Jacob Bunge and Patrick McGroarty reported yesterday at The Wall Street Journal Online that, “A new generation of startups is racing to solve a puzzle: how to make a juicy burger without harming a single steer.

“Food scientists are mixing pea, soybean and beet molecules into concoctions that mimic ground beef. Bioengineers are growing muscle tissue from animal cells in steel tanks.

The question is whether either method can find favor beyond vegetarians and animal-rights activists among the U.S. consumers who overwhelmingly identify themselves as carnivores.”

The Journal article noted that, “‘The key to us isn’t to focus on those who’ve already chosen plant-based foods, but on those that really love a great-tasting burger,’ said David Lee, chief operating officer of Impossible Foods Inc., a Redwood City, Calif., startup that makes patties from molecules derived from potatoes, coconuts and legumes.

Mr. Lee and others in the startup sector say that consumers have an appetite for foods that are easier on the environment to produce.”

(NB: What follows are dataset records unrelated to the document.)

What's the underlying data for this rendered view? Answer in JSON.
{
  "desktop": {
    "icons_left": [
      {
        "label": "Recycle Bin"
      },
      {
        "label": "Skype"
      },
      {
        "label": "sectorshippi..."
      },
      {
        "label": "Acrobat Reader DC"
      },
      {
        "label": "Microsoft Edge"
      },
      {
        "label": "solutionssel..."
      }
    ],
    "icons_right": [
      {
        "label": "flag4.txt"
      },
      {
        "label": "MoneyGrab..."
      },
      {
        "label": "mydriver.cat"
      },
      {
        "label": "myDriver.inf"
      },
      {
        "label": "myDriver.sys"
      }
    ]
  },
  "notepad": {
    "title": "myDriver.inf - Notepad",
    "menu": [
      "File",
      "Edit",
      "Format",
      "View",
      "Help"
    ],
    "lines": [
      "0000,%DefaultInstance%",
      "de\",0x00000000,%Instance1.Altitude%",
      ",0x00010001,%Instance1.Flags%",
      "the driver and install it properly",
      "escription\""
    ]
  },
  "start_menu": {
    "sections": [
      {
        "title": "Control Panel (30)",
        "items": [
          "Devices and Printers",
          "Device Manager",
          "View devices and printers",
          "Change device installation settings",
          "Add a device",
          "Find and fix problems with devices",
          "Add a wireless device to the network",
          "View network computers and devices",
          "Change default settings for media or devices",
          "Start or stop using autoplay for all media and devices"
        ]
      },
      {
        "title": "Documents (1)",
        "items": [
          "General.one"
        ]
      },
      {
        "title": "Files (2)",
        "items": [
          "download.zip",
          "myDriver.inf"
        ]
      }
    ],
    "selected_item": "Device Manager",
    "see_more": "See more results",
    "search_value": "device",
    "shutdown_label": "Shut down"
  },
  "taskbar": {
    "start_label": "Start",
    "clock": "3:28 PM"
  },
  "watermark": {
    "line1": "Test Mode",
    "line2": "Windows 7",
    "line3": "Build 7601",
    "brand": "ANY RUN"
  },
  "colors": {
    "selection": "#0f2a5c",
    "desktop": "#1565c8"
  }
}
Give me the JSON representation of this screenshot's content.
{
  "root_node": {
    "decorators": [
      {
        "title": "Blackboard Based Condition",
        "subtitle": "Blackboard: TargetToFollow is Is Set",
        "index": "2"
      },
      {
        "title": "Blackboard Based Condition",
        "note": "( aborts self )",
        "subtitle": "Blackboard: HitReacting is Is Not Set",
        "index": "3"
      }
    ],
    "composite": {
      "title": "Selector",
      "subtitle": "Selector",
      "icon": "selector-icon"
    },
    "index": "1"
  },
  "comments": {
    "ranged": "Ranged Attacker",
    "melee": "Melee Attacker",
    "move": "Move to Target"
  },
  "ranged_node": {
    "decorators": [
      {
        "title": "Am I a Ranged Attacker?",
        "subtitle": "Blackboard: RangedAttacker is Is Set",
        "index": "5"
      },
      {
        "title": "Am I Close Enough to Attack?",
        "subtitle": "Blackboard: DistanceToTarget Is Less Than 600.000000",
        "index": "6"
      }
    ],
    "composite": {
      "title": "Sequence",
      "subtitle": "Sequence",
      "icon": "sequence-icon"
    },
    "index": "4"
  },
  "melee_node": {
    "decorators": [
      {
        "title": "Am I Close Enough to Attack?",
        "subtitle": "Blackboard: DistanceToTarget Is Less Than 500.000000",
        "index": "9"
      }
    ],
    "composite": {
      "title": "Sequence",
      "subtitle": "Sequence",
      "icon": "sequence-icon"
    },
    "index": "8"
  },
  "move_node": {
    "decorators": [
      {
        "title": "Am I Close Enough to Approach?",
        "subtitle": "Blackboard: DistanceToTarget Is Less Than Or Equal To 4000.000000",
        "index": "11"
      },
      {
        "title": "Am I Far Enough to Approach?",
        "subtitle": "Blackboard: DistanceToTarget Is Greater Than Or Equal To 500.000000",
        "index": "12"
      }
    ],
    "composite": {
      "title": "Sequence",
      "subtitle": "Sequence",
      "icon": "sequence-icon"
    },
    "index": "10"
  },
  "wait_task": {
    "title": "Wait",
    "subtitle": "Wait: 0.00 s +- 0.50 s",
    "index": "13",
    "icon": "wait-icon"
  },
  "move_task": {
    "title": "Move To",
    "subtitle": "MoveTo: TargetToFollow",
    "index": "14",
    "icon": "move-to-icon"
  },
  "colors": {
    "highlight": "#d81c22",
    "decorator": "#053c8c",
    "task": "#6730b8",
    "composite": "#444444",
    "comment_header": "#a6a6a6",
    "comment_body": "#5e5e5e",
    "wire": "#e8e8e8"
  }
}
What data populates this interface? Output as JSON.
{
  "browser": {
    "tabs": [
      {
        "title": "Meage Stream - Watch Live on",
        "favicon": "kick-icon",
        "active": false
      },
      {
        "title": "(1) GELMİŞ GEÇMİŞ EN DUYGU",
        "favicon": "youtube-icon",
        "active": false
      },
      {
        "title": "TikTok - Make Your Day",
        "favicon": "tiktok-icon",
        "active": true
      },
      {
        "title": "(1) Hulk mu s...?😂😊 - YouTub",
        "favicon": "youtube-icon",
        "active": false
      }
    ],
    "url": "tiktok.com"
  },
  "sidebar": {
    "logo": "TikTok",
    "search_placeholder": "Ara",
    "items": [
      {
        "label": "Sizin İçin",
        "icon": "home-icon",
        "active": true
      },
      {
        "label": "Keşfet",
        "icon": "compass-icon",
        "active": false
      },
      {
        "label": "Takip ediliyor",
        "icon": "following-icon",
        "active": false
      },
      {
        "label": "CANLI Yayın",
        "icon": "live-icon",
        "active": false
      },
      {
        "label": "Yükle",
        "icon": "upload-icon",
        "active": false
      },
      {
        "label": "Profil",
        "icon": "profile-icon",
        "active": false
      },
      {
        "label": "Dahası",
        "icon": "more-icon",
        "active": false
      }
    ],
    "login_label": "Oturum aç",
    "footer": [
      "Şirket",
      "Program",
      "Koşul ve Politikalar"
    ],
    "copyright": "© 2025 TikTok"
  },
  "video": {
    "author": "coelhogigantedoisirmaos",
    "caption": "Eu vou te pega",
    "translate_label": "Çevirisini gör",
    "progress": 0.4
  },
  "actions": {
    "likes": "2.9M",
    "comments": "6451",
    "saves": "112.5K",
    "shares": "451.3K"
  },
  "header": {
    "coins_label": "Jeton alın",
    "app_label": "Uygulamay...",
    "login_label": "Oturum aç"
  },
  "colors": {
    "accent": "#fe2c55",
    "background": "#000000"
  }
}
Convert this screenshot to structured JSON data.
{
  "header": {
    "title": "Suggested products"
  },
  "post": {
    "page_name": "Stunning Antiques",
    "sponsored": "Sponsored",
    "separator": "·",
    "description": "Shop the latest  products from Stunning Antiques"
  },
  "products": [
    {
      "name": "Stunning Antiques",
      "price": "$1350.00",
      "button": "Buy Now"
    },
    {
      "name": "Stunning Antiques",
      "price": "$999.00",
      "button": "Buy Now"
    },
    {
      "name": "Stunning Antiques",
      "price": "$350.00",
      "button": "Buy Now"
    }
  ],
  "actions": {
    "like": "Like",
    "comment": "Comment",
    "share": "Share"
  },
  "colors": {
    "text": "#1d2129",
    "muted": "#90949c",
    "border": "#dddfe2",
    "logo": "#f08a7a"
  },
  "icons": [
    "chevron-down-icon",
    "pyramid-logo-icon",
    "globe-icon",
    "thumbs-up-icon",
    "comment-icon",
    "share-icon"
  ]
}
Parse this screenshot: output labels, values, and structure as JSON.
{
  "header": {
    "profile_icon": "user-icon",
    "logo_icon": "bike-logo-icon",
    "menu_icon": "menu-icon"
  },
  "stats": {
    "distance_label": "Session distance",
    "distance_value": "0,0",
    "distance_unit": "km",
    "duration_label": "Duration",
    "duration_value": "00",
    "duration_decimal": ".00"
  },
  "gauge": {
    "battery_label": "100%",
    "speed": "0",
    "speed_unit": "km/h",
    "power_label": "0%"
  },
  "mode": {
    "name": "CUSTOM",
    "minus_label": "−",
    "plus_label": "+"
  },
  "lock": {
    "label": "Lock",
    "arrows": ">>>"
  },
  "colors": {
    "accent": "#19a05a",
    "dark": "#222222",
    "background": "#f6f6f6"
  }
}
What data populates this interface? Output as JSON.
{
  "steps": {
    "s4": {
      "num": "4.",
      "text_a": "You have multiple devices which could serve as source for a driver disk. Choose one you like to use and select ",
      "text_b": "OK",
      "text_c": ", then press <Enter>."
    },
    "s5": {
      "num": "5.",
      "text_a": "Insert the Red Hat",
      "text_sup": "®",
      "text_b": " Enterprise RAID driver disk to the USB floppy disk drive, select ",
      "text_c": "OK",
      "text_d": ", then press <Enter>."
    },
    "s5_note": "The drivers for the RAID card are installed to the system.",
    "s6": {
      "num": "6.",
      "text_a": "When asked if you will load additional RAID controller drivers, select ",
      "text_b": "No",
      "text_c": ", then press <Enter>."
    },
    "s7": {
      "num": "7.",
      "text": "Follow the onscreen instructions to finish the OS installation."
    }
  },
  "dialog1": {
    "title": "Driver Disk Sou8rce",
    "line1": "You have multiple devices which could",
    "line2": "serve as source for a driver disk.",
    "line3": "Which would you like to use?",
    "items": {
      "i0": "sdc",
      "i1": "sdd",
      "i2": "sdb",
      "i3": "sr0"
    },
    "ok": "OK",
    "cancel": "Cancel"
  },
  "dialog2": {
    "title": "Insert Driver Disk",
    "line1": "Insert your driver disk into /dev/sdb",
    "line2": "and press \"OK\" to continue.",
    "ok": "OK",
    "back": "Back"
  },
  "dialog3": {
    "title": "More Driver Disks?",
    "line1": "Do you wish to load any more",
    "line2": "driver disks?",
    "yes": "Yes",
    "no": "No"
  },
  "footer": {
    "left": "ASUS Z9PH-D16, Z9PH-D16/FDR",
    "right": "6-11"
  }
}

Bunge and Patrick McGroarty pointed out that, “So far, chefs are charging $12 to $19 for Impossible Burgers of varying sizes, but Mr. Lee says the product would compete on price with conventional beef as production scales up. In 2014, it cost Impossible Foods about $20 to produce one patty, while conventional ground beef recently sold at wholesale for roughly $1.62 a pound, according to the U.S. Department of Agriculture.”

The Journal article added that, “Another pack of startups is growing meat without slaughtering a single animal. ‘We do have the ability, which plant-based products might not have, to produce an exact mimic,’ said Mark Post, co-founder of Netherlands-based Mosa Meat.

“Using self-renewing animal cells, scientists for Memphis Meats Inc., Mosa, and Tel Aviv-based SuperMeat are growing skeletal muscle in bioreactor tanks that can be harvested and formed into meatballs, burgers and chicken strips. The founders envision brewery-like facilities churning out ‘clean meat’ with a fraction of the water that poultry and livestock require.”